Smyrna Town Council made progress with the proposed police station expansion at their Sept. 4 council meeting by approving the feasibility study completed this spring, but not without a stipulation of how to move forward.
WHAT WE'VE REPORTED For the last several months, Smyrna Town Council has been discussing the latest police station expansion project, which failed in a non-binding referendum 327 to 307 in the April 30 town election.
The $4.9 million proposed building — at roughly 26,000 square feet — would address the current issues with the building on Glenwood Avenue such as space.
Smyrna Town Council held a special council meeting Aug. 28 to address concerns with the proposed building as discussions yielded little progress.
Questions were asked regarding needs of the project versus what aspects could be cut out. Wayde Clendaniel of Fearn Clendaniel Architects — who did the feasibility study along with engineering firm i3a — said only a few things could be cut out of the project for a total of $400,000.
Councilman Jeff Flairty said if the project remains at $4.9 million, the project alone would lead to a 4.22-cent tax increase per $100 of assessed value.
WHAT'S NEW Town Council made progress with the proposed police station expansion at their Sept. 4 council meeting by approving the feasibility study completed this spring, but not without a stipulation of how to move forward.
Councilwoman Regina Brown brought forward three motions to council from the Police Building Committee, the first of which was for approval of the feasibility study that proposed a $4.9 million expansion.
Councilman Jeff Flairty proposed a friendly amendment suggesting council put out Request for Qualifications (RFQ) from other architecture firms not to exceed $3.5 million, excluding contingency fees.
Brown feared downsizing the project would hurt police operations as the study was based on the needs of the department. Chief of Police Wil Bordley said cutting the project budget could result in Smyrna needing another expansion in the near future.
Councilman Bob Johnson agreed with Flairty.
"We should have at least two to three options to look at," Johnson said.
Flairty said there might even be a chance that the results of the RFQ could be that the town couldn't build a police station expansion for $3.5 million but at least the town tried, at no extra cost, to see if the price of the project could be cut down.
Ultimately the amendment was approved 4-3. The motion, including the amendment, to approve the feasibility study with the stipulation was approved 5-2.
A second motion was approved 6-1 that would have the project's construction manager and architect checking in with the town on the status of the project.
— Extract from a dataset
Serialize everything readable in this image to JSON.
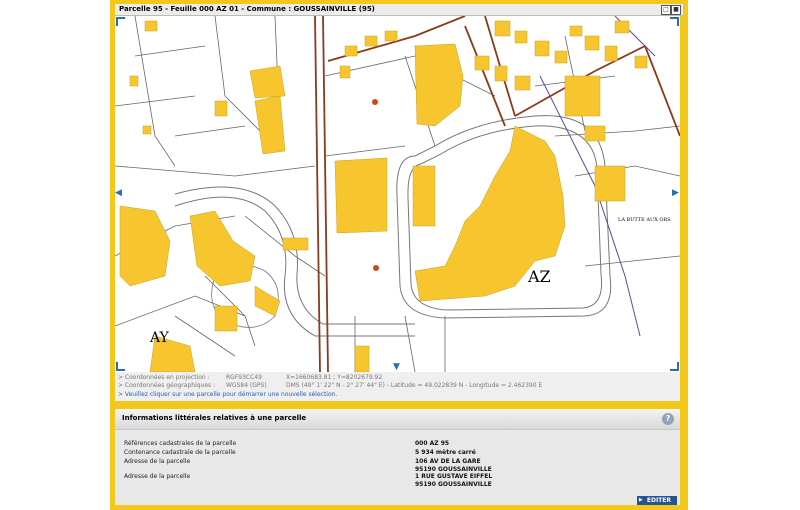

"This gives me two entities informing me of how the project is going," Bordley said.
Council also approved a motion 6-1 regarding funding options for the project. Flairty proposed a motion for the town administrators and Finance Committee to put together a financial package by the first council meeting in November describing how the town would fund a $3.5 million project. He also asked for the town to look into creating an impact fee for the police station as other services in town such as water and electric have impact fees.
"I do think a portion should be shouldered by the existing residents," Flairty said. "I also feel a portion should be paid for by future residents, who will have police from the day they move here."
WHAT'S NEXT The Town of Smyrna will not put out a RFQ in hopes of receiving alternative suggestions for what the police station expansion should be. Town Manager Dave Hugg said they should have the RFQ out in about three weeks. He said they should have something back around mid-October.
"One thing we do have is the feasibility study information available so any architectural firm has access to that and doesn't have to spend four to six weeks doing their own research," Hugg said.
Then, the Finance Committee is supposed to have a financial package regarding funding options ready for council to view by the first meeting in November.